4D SEISMIC AND ROCK PHYSICS MODELING RESPONSES TO RESERVOIR STEAM FLOOD

摘要

Time Lapse (4D) seismic and Rock Physics model was constructed in Melati oil field on central Sumatra Basin to monitoring and tracking steam flood and production related changes in the reservoir. A model of the reservoir steam flood was constructed for a pattern steam flood in Area X of the field. The model was based on a geostatistical geological model and populated with temperature and porosity. Pressure and saturation properties were added to provide the necessary input for seismic modeling. Through a rock physics model based on the core analysis of the field, the elastic properties (Vp, Vs and density) were determined from the reservoir properties. These elastic properties were used to determine the seismic response of the model with and without steam. The results indicated that from the rock physics modeling using Gassmann equation, steam injection decreases the V_p by an average of 20-25% in the reservoir sands. Rock physics analysis also show that shear velocities are also sensitive to steam injection, with an average decrease of 12%. However, the Gassmann calculation results show that V_s is insensitive to steam injection. This discrepancy is probably caused by Gassmann's assumptions that no chemico-physical interactions exist between the rocks and pore fluids.
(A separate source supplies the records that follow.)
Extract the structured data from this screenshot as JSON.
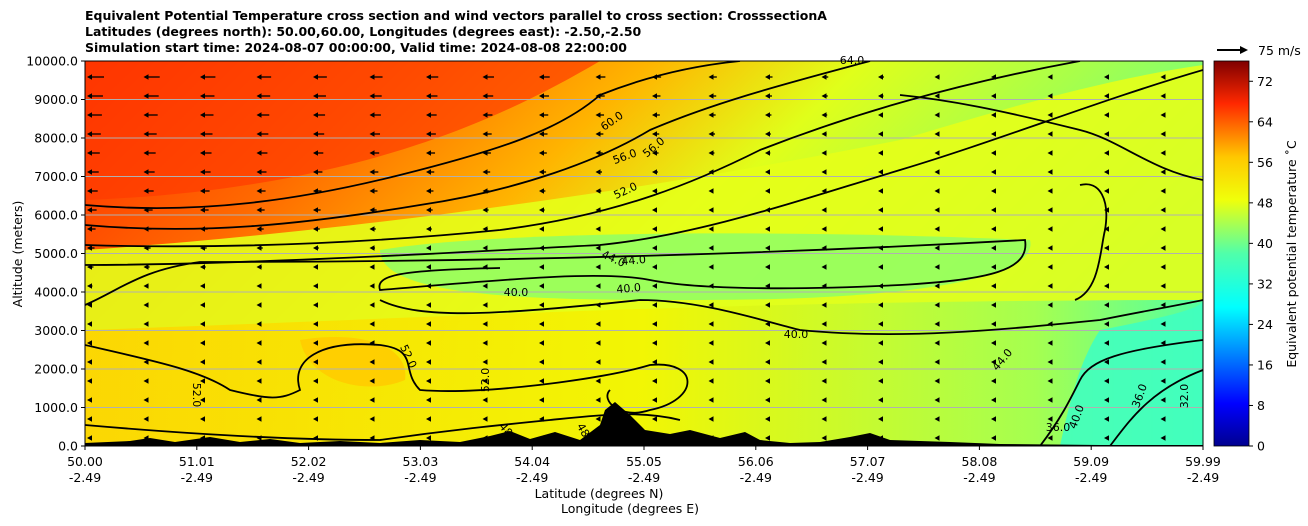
{
  "title": {
    "line1": "Equivalent Potential Temperature cross section and wind vectors parallel to cross section: CrosssectionA",
    "line2": "Latitudes (degrees north): 50.00,60.00, Longitudes (degrees east): -2.50,-2.50",
    "line3": "Simulation start time: 2024-08-07 00:00:00, Valid time: 2024-08-08 22:00:00"
  },
  "chart_data": {
    "type": "heatmap",
    "title": "Equivalent Potential Temperature cross section and wind vectors parallel to cross section: CrosssectionA",
    "ylabel": "Altitude (meters)",
    "xlabel": "Latitude (degrees N)",
    "xlabel2": "Longitude (degrees E)",
    "ylim": [
      0,
      10000
    ],
    "xlim": [
      50.0,
      59.99
    ],
    "y_ticks": [
      "0.0",
      "1000.0",
      "2000.0",
      "3000.0",
      "4000.0",
      "5000.0",
      "6000.0",
      "7000.0",
      "8000.0",
      "9000.0",
      "10000.0"
    ],
    "x_ticks": [
      {
        "lat": "50.00",
        "lon": "-2.49"
      },
      {
        "lat": "51.01",
        "lon": "-2.49"
      },
      {
        "lat": "52.02",
        "lon": "-2.49"
      },
      {
        "lat": "53.03",
        "lon": "-2.49"
      },
      {
        "lat": "54.04",
        "lon": "-2.49"
      },
      {
        "lat": "55.05",
        "lon": "-2.49"
      },
      {
        "lat": "56.06",
        "lon": "-2.49"
      },
      {
        "lat": "57.07",
        "lon": "-2.49"
      },
      {
        "lat": "58.08",
        "lon": "-2.49"
      },
      {
        "lat": "59.09",
        "lon": "-2.49"
      },
      {
        "lat": "59.99",
        "lon": "-2.49"
      }
    ],
    "colorbar": {
      "label": "Equivalent potential temperature $^\\circ$C",
      "display_label": "Equivalent potential temperature ˚C",
      "min": 0,
      "max": 76,
      "ticks": [
        "0",
        "8",
        "16",
        "24",
        "32",
        "40",
        "48",
        "56",
        "64",
        "72"
      ]
    },
    "quiver_key": "75 m/s",
    "contour_labels": [
      "52.0",
      "52.0",
      "52.0",
      "40.0",
      "40.0",
      "40.0",
      "44.0",
      "44.0",
      "44.0",
      "52.0",
      "56.0",
      "56.0",
      "60.0",
      "64.0",
      "48",
      "48",
      "48",
      "36.0",
      "36.0",
      "32.0",
      "40.0"
    ],
    "grid": true
  },
  "colors": {
    "terrain": "#000000",
    "contour": "#000000",
    "arrow": "#000000"
  }
}
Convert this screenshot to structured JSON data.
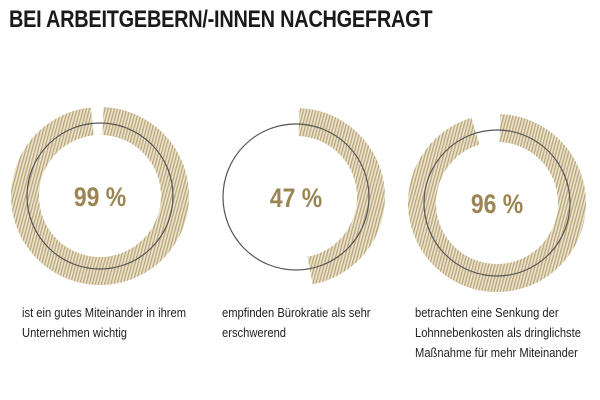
{
  "header": {
    "title": "BEI ARBEITGEBERN/-INNEN NACHGEFRAGT"
  },
  "colors": {
    "accent": "#9a8553",
    "hatch": "#c9b994",
    "ring_line": "#555555",
    "text": "#222222"
  },
  "chart_data": {
    "type": "pie",
    "title": "BEI ARBEITGEBERN/-INNEN NACHGEFRAGT",
    "series": [
      {
        "name": "Miteinander wichtig",
        "value": 99,
        "label": "99 %",
        "caption": [
          "ist ein gutes Miteinander in ihrem",
          "Unternehmen wichtig"
        ]
      },
      {
        "name": "Bürokratie erschwerend",
        "value": 47,
        "label": "47 %",
        "caption": [
          "empfinden Bürokratie als sehr",
          "erschwerend"
        ]
      },
      {
        "name": "Senkung Lohnnebenkosten",
        "value": 96,
        "label": "96 %",
        "caption": [
          "betrachten eine Senkung der",
          "Lohnnebenkosten als dringlichste",
          "Maßnahme für mehr Miteinander"
        ]
      }
    ],
    "unit": "%",
    "max": 100
  }
}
Time shifts in seismic modeling events provided an indication of the presence of steam in the overlying reservoir. The relationship between time shift and steam thickness was strong for thick steam, but it was not possible to distinguish thin steam zones from thick hot oil zones solely on the basis of time shift. At the same time, tuning betweenrnthe steams related and geologically related seismic events influenced seismic amplitudes. It appears that a combination of attributes is necessary to resolve the effects of steam on the 4D seismic data acquired over the field.